Öncelikle, acılarımızın bireysel deneyimler üzerindeki etkisine bakalım. Her birey, yaşamı boyunca çeşitli acı ve kayıplar yaşar. Bu deneyimler, insanın ruhsal yapısını etkiler ve kişinin kendine, başkalarına ve dünyaya bakış açısını derinlemesine değiştirebilir. Acılar, bireylerin dayanıklılığını artırarak, onlara güç kazandırır. Zorlu süreçler, çoğu zaman insanın kendi sınırlarını keşfetmesine ve içsel kaynaklarını bulmasına yardımcı olur. Bu keşif, bireyi daha anlayışlı ve duyarlı hale getirir.

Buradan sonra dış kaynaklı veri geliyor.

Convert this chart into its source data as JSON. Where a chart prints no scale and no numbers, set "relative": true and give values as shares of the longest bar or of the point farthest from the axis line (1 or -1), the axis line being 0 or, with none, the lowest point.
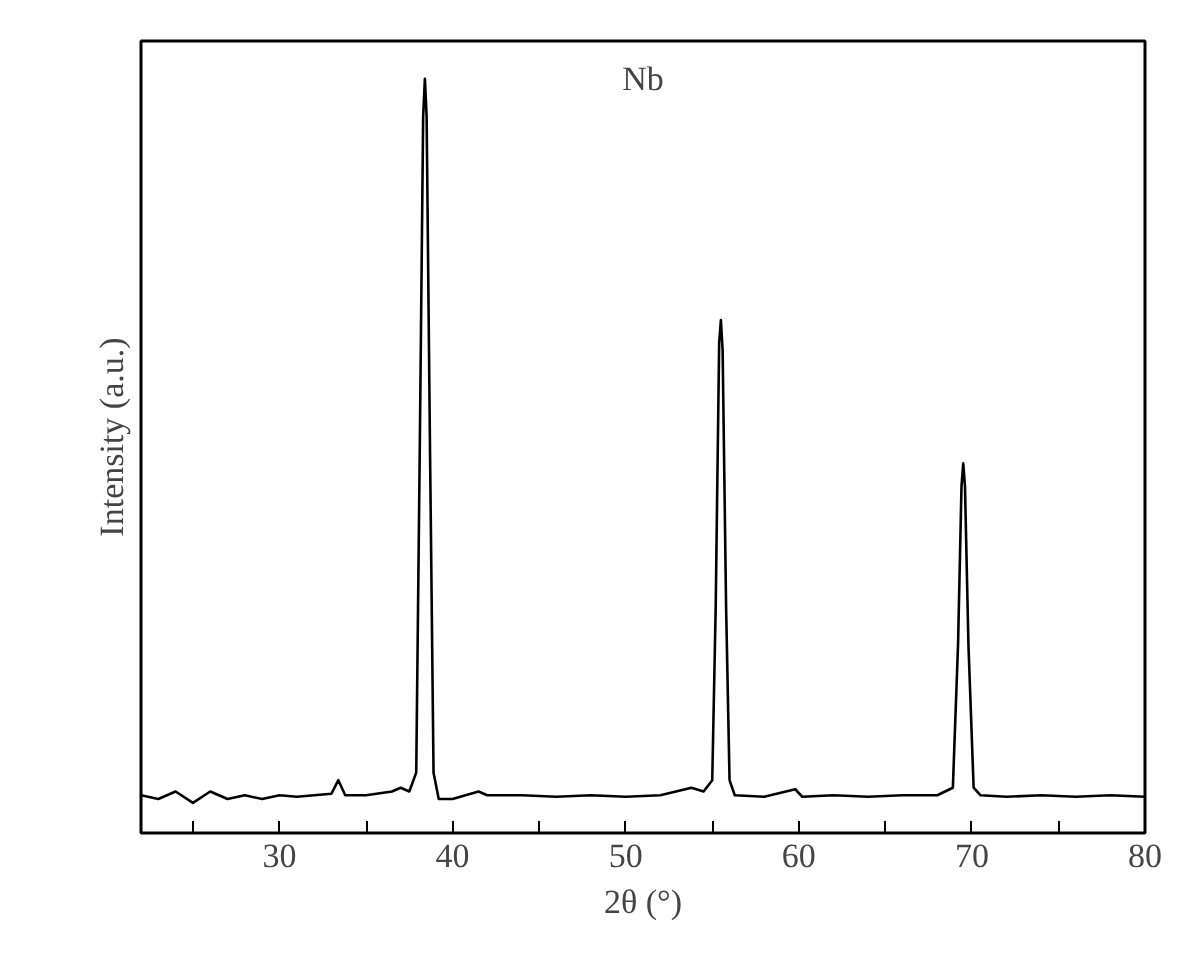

Acı, aynı zamanda başkalarının duygularını anlamamızda da önemli bir rol oynar. Kendi acılarımızı deneyimlediğimizde, benzer zorluklar yaşayan diğer insanlara karşı daha fazla empati duyma kapasitemiz artar. Bu durum, sosyal ilişkilerdeki derinliği ve bağlılığı artırır. Bir insanın yaşadığı acıyı anlamak, o kişinin duygusal durumuna daha duyarlı olmamıza ve ona destek olma isteğimizi pekiştirir. Acı, bu anlamda, insanları birleştiren bir deneyim haline gelir.
Acıların getirdiği anlayış, bireyin kendisini ve çevresini daha iyi tanımasına da yardımcı olur. Zorluklar, insanın kendi değerlerini, inançlarını ve hayata dair perspektifini sorgulamasına yol açar. Bu sorgulama süreci, bireyin kendine dair daha derin bir anlayış geliştirmesine ve yaşamın anlamını yeniden değerlendirmesine olanak tanır. Kendi acı deneyimlerimizi anlamak, daha geniş bir perspektifle başkalarının acılarını da anlamamıza yardımcı olur.
Acılar, anlayışlı olmanın anahtarıdır. Yaşadığımız zorluklar, sadece bireysel birer deneyim olmanın ötesinde; başkalarına karşı duyarlılığımızı artıran birer öğretmendir. Acı, dayanıklılığımızı pekiştirirken, empati ve anlayış geliştirmemizi sağlar. Bu nedenle, acılarımızı kabullenmek ve onlardan ders çıkarmak, hem kendimizi hem de çevremizdeki insanları daha iyi anlamamıza yardımcı olur. Acılar, yaşamın kaçınılmaz bir parçası olarak, bizi güçlendirir ve anlayışlı bireyler olmamıza katkıda bulunur.